The United States administration is backing a plan to partition Kosovo, a report said Wednesday.
According to Kosovo-based Gazeta Express, U.S. President Donald Trump greenlighted the idea of dividing Kosovo in search of a compromise with Serbia, from which the Albanian-majority country declared independence 10 years ago.
Kosovo would need to give up some of its northern lands in order to secure recognition from Belgrade, White House sources told the outlet.
The report claimed that Trump administration and Russia's view regarding the partition of Kosovo coincide and that the U.S. president is likely to have agreed to the plan with Russian President Vladimir Putin during their summit in the Finnish capital Helsinki.
The potential deal constitutes a drastic change in the U.S. position regarding the issue, likely caused by John Bolton's arrival to the post of Trump's national security adviser. Bolton has been known for his anti-Kosovo stance since his days as U.S. envoy at the United Nations, the report said.
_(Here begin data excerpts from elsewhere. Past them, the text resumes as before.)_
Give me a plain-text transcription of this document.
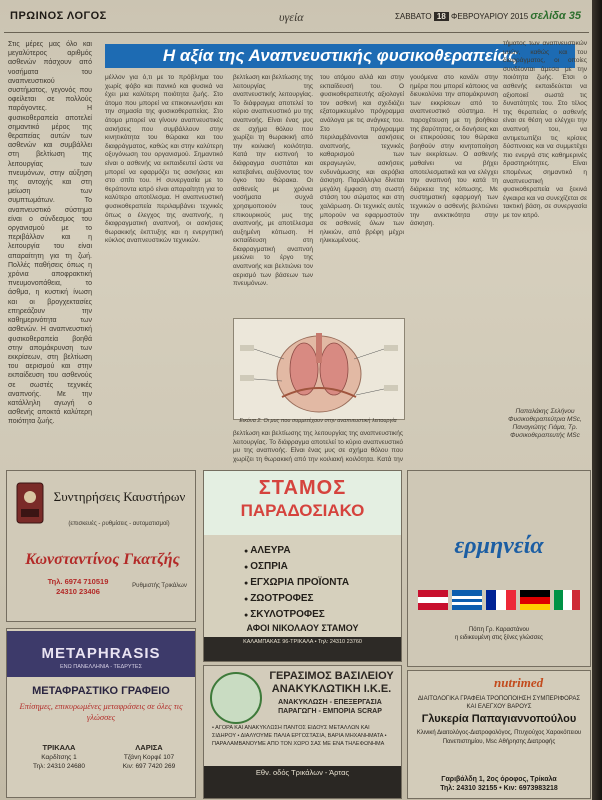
ΠΡΩΙΝΟΣ ΛΟΓΟΣ	υγεία	ΣΑΒΒΑΤΟ 18 ΦΕΒΡΟΥΑΡΙΟΥ 2015 σελίδα 35
Στις μέρες μας όλο και μεγαλύτερος αριθμός ασθενών πάσχουν από νοσήματα του αναπνευστικού συστήματος, γεγονός που οφείλεται σε πολλούς παράγοντες. Η φυσικοθεραπεία αποτελεί σημαντικό μέρος της θεραπείας αυτών των ασθενών και συμβάλλει στη βελτίωση της λειτουργίας των πνευμόνων, στην αύξηση της αντοχής και στη μείωση των συμπτωμάτων. Το αναπνευστικό σύστημα είναι ο σύνδεσμος του οργανισμού με το περιβάλλον και η λειτουργία του είναι απαραίτητη για τη ζωή. Πολλές παθήσεις όπως η χρόνια αποφρακτική πνευμονοπάθεια, το άσθμα, η κυστική ίνωση και οι βρογχεκτασίες επηρεάζουν την καθημερινότητα των ασθενών. Η αναπνευστική φυσικοθεραπεία βοηθά στην απομάκρυνση των εκκρίσεων, στη βελτίωση του αερισμού και στην εκπαίδευση του ασθενούς σε σωστές τεχνικές αναπνοής. Με την κατάλληλη αγωγή ο ασθενής αποκτά καλύτερη ποιότητα ζωής.
Η αξία της Αναπνευστικής φυσικοθεραπείας
μέλλον για ό,τι με το πρόβλημα του χωρίς φόβο και πανικό και φυσικά να έχει μια καλύτερη ποιότητα ζωής. Στο άτομο που μπορεί να επικοινωνήσει και την σημασία της φυσικοθεραπείας. Στο άτομο μπορεί να γίνουν αναπνευστικές ασκήσεις που συμβάλλουν στην κινητικότητα του θώρακα και του διαφράγματος, καθώς και στην καλύτερη οξυγόνωση του οργανισμού. Σημαντικό είναι ο ασθενής να εκπαιδευτεί ώστε να μπορεί να εφαρμόζει τις ασκήσεις και στο σπίτι του. Η συνεργασία με το θεράποντα ιατρό είναι απαραίτητη για το καλύτερο αποτέλεσμα. Η αναπνευστική φυσικοθεραπεία περιλαμβάνει τεχνικές όπως ο έλεγχος της αναπνοής, η διαφραγματική αναπνοή, οι ασκήσεις θωρακικής έκπτυξης και η ενεργητική κύκλος αναπνευστικών τεχνικών.
βελτίωση και βελτίωσης της λειτουργίας της αναπνευστικής λειτουργίας. Το διάφραγμα αποτελεί το κύριο αναπνευστικό μυ της αναπνοής. Είναι ένας μυς σε σχήμα θόλου που χωρίζει τη θωρακική από την κοιλιακή κοιλότητα. Κατά την εισπνοή το διάφραγμα συσπάται και κατεβαίνει, αυξάνοντας τον όγκο του θώρακα. Οι ασθενείς με χρόνια νοσήματα συχνά χρησιμοποιούν τους επικουρικούς μυς της αναπνοής, με αποτέλεσμα αυξημένη κόπωση. Η εκπαίδευση στη διαφραγματική αναπνοή μειώνει το έργο της αναπνοής και βελτιώνει τον αερισμό των βάσεων των πνευμόνων.
του ατόμου αλλά και στην εκπαίδευσή του. Ο φυσικοθεραπευτής αξιολογεί τον ασθενή και σχεδιάζει εξατομικευμένο πρόγραμμα ανάλογα με τις ανάγκες του. Στο πρόγραμμα περιλαμβάνονται ασκήσεις αναπνοής, τεχνικές καθαρισμού των αεραγωγών, ασκήσεις ενδυνάμωσης και αερόβια άσκηση. Παράλληλα δίνεται μεγάλη έμφαση στη σωστή στάση του σώματος και στη χαλάρωση. Οι τεχνικές αυτές μπορούν να εφαρμοστούν σε ασθενείς όλων των ηλικιών, από βρέφη μέχρι ηλικιωμένους.
γουόμενα στο κανάλι στην ημέρα που μπορεί κάποιος να διευκολύνει την απομάκρυνση των εκκρίσεων από το αναπνευστικό σύστημα. Η παροχέτευση με τη βοήθεια της βαρύτητας, οι δονήσεις και οι επικρούσεις του θώρακα βοηθούν στην κινητοποίηση των εκκρίσεων. Ο ασθενής μαθαίνει να βήχει αποτελεσματικά και να ελέγχει την αναπνοή του κατά τη διάρκεια της κόπωσης. Με συστηματική εφαρμογή των τεχνικών ο ασθενής βελτιώνει την ανεκτικότητα στην άσκηση.
τήματος των αναπνευστικών μυών, καθώς και του διαφράγματος, οι οποίες συνδέονται άμεσα με την ποιότητα ζωής. Έτσι ο ασθενής εκπαιδεύεται να αξιοποιεί σωστά τις δυνατότητές του. Στο τέλος της θεραπείας ο ασθενής είναι σε θέση να ελέγχει την αναπνοή του, να αντιμετωπίζει τις κρίσεις δύσπνοιας και να συμμετέχει πιο ενεργά στις καθημερινές δραστηριότητες. Είναι επομένως σημαντικό η αναπνευστική φυσικοθεραπεία να ξεκινά έγκαιρα και να συνεχίζεται σε τακτική βάση, σε συνεργασία με τον ιατρό.
βελτίωση και βελτίωσης της λειτουργίας της αναπνευστικής λειτουργίας. Το διάφραγμα αποτελεί το κύριο αναπνευστικό μυ της αναπνοής. Είναι ένας μυς σε σχήμα θόλου που χωρίζει τη θωρακική από την κοιλιακή κοιλότητα. Κατά την
Εικόνα 2. Οι μυς που συμμετέχουν στην αναπνευστική λειτουργία
Παπαλάκης Σελήνου Φυσικοθεραπεύτρια MSc, Παναγιώτης Γιάμα, Τρ. Φυσικοθεραπευτής MSc
Συντηρήσεις Καυστήρων
(επισκευές - ρυθμίσεις - αυτοματισμοί)
Κωνσταντίνος Γκατζής
Τηλ. 6974 710519
24310 23406
Ρυθμιστής Τρικάλων
METAPHRASIS
ΕΝΩ ΠΑΝΕΛΛΗΝΙΑ - ΤΕΔΡΥΤΕΣ
ΜΕΤΑΦΡΑΣΤΙΚΟ ΓΡΑΦΕΙΟ
Επίσημες, επικυρωμένες μεταφράσεις σε όλες τις γλώσσες
ΤΡΙΚΑΛΑ
Καρδίτσης 1
Τηλ: 24310 24680
ΛΑΡΙΣΑ
Τζάνη Κορφέ 107
Κιν: 697 7420 269
ΣΤΑΜΟΣ
ΠΑΡΑΔΟΣΙΑΚΟ
● ΑΛΕΥΡΑ
● ΟΣΠΡΙΑ
● ΕΓΧΩΡΙΑ ΠΡΟΪΟΝΤΑ
● ΖΩΟΤΡΟΦΕΣ
● ΣΚΥΛΟΤΡΟΦΕΣ
ΑΦΟΙ ΝΙΚΟΛΑΟΥ ΣΤΑΜΟΥ
ΚΑΛΑΜΠΑΚΑΣ 96-ΤΡΙΚΑΛΑ • Τηλ: 24310 23760
ΓΕΡΑΣΙΜΟΣ ΒΑΣΙΛΕΙΟΥ ΑΝΑΚΥΚΛΩΤΙΚΗ Ι.Κ.Ε.
ΑΝΑΚΥΚΛΩΣΗ - ΕΠΕΞΕΡΓΑΣΙΑ ΠΑΡΑΓΩΓΗ - ΕΜΠΟΡΙΑ SCRAP
• ΑΓΟΡΑ ΚΑΙ ΑΝΑΚΥΚΛΩΣΗ ΠΑΝΤΟΣ ΕΙΔΟΥΣ ΜΕΤΑΛΛΩΝ ΚΑΙ ΣΙΔΗΡΟΥ • ΔΙΑΛΥΟΥΜΕ ΠΑΛΙΑ ΕΡΓΟΣΤΑΣΙΑ, ΒΑΡΙΑ ΜΗΧΑΝΗΜΑΤΑ • ΠΑΡΑΛΑΜΒΑΝΟΥΜΕ ΑΠΟ ΤΟΝ ΧΩΡΟ ΣΑΣ ΜΕ ΕΝΑ ΤΗΛΕΦΩΝΗΜΑ
Εθν. οδός Τρικάλων - Άρτας
ερμηνεία
Πόπη Γρ. Καραστάνου
η ειδικευμένη στις ξένες γλώσσες
nutrimed
ΔΙΑΙΤΟΛΟΓΙΚΑ ΓΡΑΦΕΙΑ ΤΡΟΠΟΠΟΙΗΣΗ ΣΥΜΠΕΡΙΦΟΡΑΣ ΚΑΙ ΕΛΕΓΧΟΥ ΒΑΡΟΥΣ
Γλυκερία Παπαγιαννοπούλου
Κλινική Διαιτολόγος-Διατροφολόγος, Πτυχιούχος Χαροκόπειου Πανεπιστημίου, Msc Αθήρησης Διατροφής
Γαριβάλδη 1, 2ος όροφος, Τρίκαλα
Τηλ: 24310 32155 • Κιν: 6973983218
Meanwhile, Serbia raised the prospect of a new deal with neighboring Kosovo, which seceded from Serbia 10 years ago as part of a decadesold conflict that could see the two countries draw up new zones and swap chunks of territory.
Serbian President Aleksandar Vucic said that if such a "demarcation" agreement was not put in place, Albanians could spread out throughout Serbia in the coming years due to their high birth rates, in comments published Thursday in Serbian media.
Vucic's suggestions could see North Kosovo, which is mainly populated by Serbians, handed over to Belgrade. In exchange, the region surrounding the southern Serbian town of Presevo, which is mostly populated by Albanians, could be transferred to Kosovo.
Kosovo Prime Minister Ramush Haradinaj recently warned, however, that any partition of Kosovo or exchange of territory with Serbia would ignite a "war," shooting down proposals that have been floated to break a diplomatic gridlock between the former war foes.
Kosovo declared independence on Feb. 17, 2008, nine years after NATO conducted a 78-day airstrike campaign against Serbia to stop a bloody crackdown against ethnic Albanians.
Kosovo is recognized by 117 countries, including the U.S. and most Western powers, and has joined about 200 international organizations.
Serbia, which for centuries has considered Kosovo the cradle of its civilization, still sees it as part of its own territory and has the support of Russia and China. Five European Union members also do not recognize Kosovo's independence.